Joining Up Justice: Reducing the referral roundabout
19 May 2021
8.5 million people in Australia have a legal problem each year and half don’t receive any help. Our new website Joining Up Justice reflects our direct consultation with hundreds of legal help-seekers, community legal centres, legal aid providers and referring agencies.
When a help-seeker makes an enquiry, service providers should aim to respond to it quickly and efficiently, clearly communicate available services, and if ineligible, provide a high quality referral to another service or pro bono support where possible.
But gathering all relevant information from a help-seeker without needing to make multiple requests for further details is a challenge. Organisations are often under-resourced, lacking centralised and integrated intake and triage systems and processes.
These common pain points contribute to why many people with legal problems struggle to receive consistent information or advice on whether they can be assisted, and end up in a ‘referral roundabout’.
What is a ‘referral roundabout’?
A referral roundabout happens when someone looks for help and gets passed from service to service until they end up where they started.
Research has shown that the help-seeker experience of understanding the law, identifying legal issues, and connecting with appropriate services (if available) is unacceptably poor. Many people with legal problems never identify that they have a problem or that help may be available, and many people who start looking for help enter a referral roundabout and give up.
To address this issue, we are focusing on building the capacity of legal organisations to understand and engage with technology that facilitate integrated interagency referrals. And this is why we have launched Joining Up Justice, a new interactive website summarising the shared experience of looking for and delivering legal help in Australia.

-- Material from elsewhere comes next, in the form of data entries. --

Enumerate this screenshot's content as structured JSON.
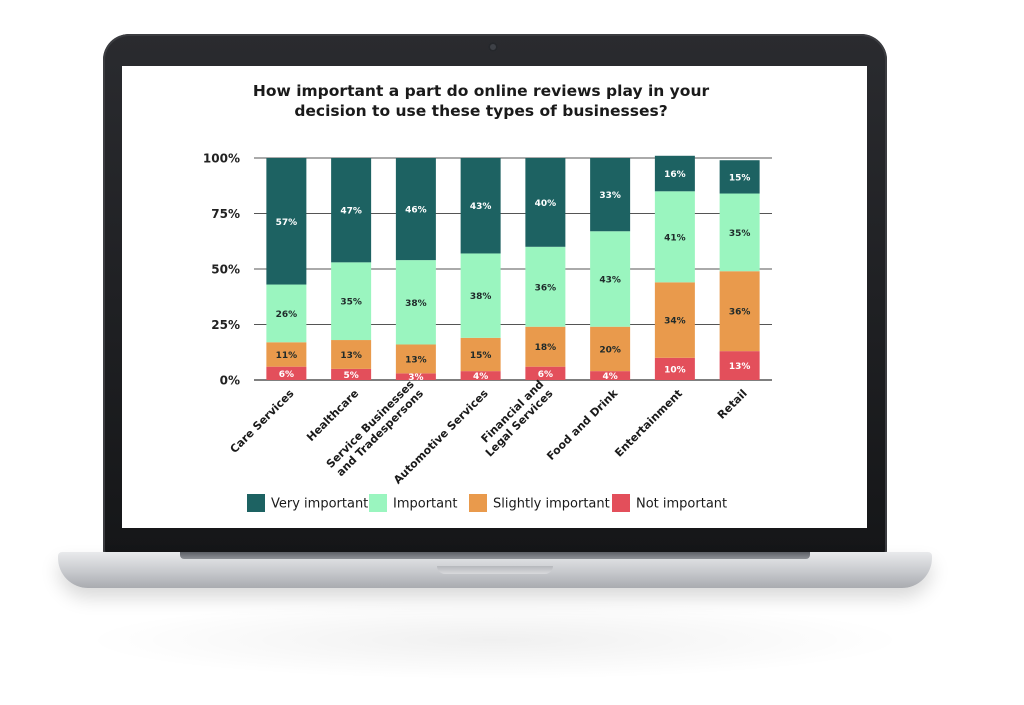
{
  "chart_data": {
    "type": "bar",
    "stacked": true,
    "title_lines": [
      "How important a part do online reviews play in your",
      "decision to use these types of businesses?"
    ],
    "categories": [
      [
        "Care Services"
      ],
      [
        "Healthcare"
      ],
      [
        "Service Businesses",
        "and Tradespersons"
      ],
      [
        "Automotive Services"
      ],
      [
        "Financial and",
        "Legal Services"
      ],
      [
        "Food and Drink"
      ],
      [
        "Entertainment"
      ],
      [
        "Retail"
      ]
    ],
    "series": [
      {
        "name": "Not important",
        "color": "#e34f5b",
        "label_color": "#ffffff",
        "values": [
          6,
          5,
          3,
          4,
          6,
          4,
          10,
          13
        ]
      },
      {
        "name": "Slightly important",
        "color": "#e99a4c",
        "label_color": "#1f2a2a",
        "values": [
          11,
          13,
          13,
          15,
          18,
          20,
          34,
          36
        ]
      },
      {
        "name": "Important",
        "color": "#9af5bf",
        "label_color": "#1f2a2a",
        "values": [
          26,
          35,
          38,
          38,
          36,
          43,
          41,
          35
        ]
      },
      {
        "name": "Very important",
        "color": "#1d6262",
        "label_color": "#ffffff",
        "values": [
          57,
          47,
          46,
          43,
          40,
          33,
          16,
          15
        ]
      }
    ],
    "legend_order": [
      "Very important",
      "Important",
      "Slightly important",
      "Not important"
    ],
    "y_ticks": [
      "100%",
      "75%",
      "50%",
      "25%",
      "0%"
    ],
    "y_tick_values": [
      100,
      75,
      50,
      25,
      0
    ],
    "ylim": [
      0,
      100
    ],
    "xlabel": "",
    "ylabel": "",
    "grid": true,
    "legend_position": "bottom"
  }
}
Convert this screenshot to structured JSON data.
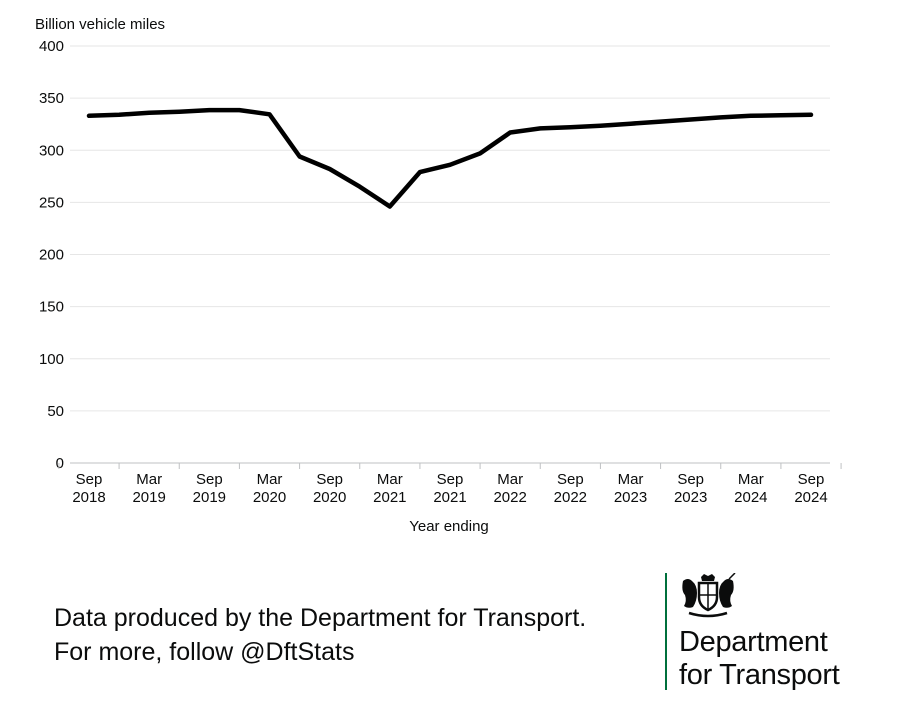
{
  "chart_data": {
    "type": "line",
    "ylabel": "Billion vehicle miles",
    "xlabel": "Year ending",
    "ylim": [
      0,
      400
    ],
    "yticks": [
      0,
      50,
      100,
      150,
      200,
      250,
      300,
      350,
      400
    ],
    "grid": true,
    "x_tick_labels": [
      [
        "Sep",
        "2018"
      ],
      [
        "Mar",
        "2019"
      ],
      [
        "Sep",
        "2019"
      ],
      [
        "Mar",
        "2020"
      ],
      [
        "Sep",
        "2020"
      ],
      [
        "Mar",
        "2021"
      ],
      [
        "Sep",
        "2021"
      ],
      [
        "Mar",
        "2022"
      ],
      [
        "Sep",
        "2022"
      ],
      [
        "Mar",
        "2023"
      ],
      [
        "Sep",
        "2023"
      ],
      [
        "Mar",
        "2024"
      ],
      [
        "Sep",
        "2024"
      ]
    ],
    "x": [
      "Sep 2018",
      "Dec 2018",
      "Mar 2019",
      "Jun 2019",
      "Sep 2019",
      "Dec 2019",
      "Mar 2020",
      "Jun 2020",
      "Sep 2020",
      "Dec 2020",
      "Mar 2021",
      "Jun 2021",
      "Sep 2021",
      "Dec 2021",
      "Mar 2022",
      "Jun 2022",
      "Sep 2022",
      "Dec 2022",
      "Mar 2023",
      "Jun 2023",
      "Sep 2023",
      "Dec 2023",
      "Mar 2024",
      "Jun 2024",
      "Sep 2024"
    ],
    "series": [
      {
        "values": [
          333,
          334,
          336,
          337,
          338.5,
          338.5,
          334.5,
          294,
          282,
          265,
          246,
          279,
          286,
          297,
          317,
          321,
          322,
          323.5,
          325.5,
          327.5,
          329.5,
          331.5,
          333,
          333.5,
          334
        ],
        "color": "#000000"
      }
    ]
  },
  "footer": {
    "line1": "Data produced by the Department for Transport.",
    "line2": "For more, follow @DftStats"
  },
  "logo": {
    "line1": "Department",
    "line2": "for Transport",
    "rule_color": "#00703c",
    "crest_icon": "royal-coat-of-arms-icon"
  }
}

Joining Up Justice: An interactive website to improve the way our sector delivers legal services to help-seekers
The Joining Up Justice website plots the various stages of the legal help-seeking journey from both the perspectives of a help-seeker and assisting legal organisation. Having a shared understanding of the complex and often challenging journey can help our sector seize opportunities for improvement, including using more supportive technology to deliver better services and outcomes.
Our key goal is to continue to enrich the website over time and use the website to advocate for change at both the organisational and ecosystem level.
We would like to particularly acknowledge the Victorian Legal Services Board (VLSB) for funding this project, enabling us to improve the experience of searching for legal help for help-seekers.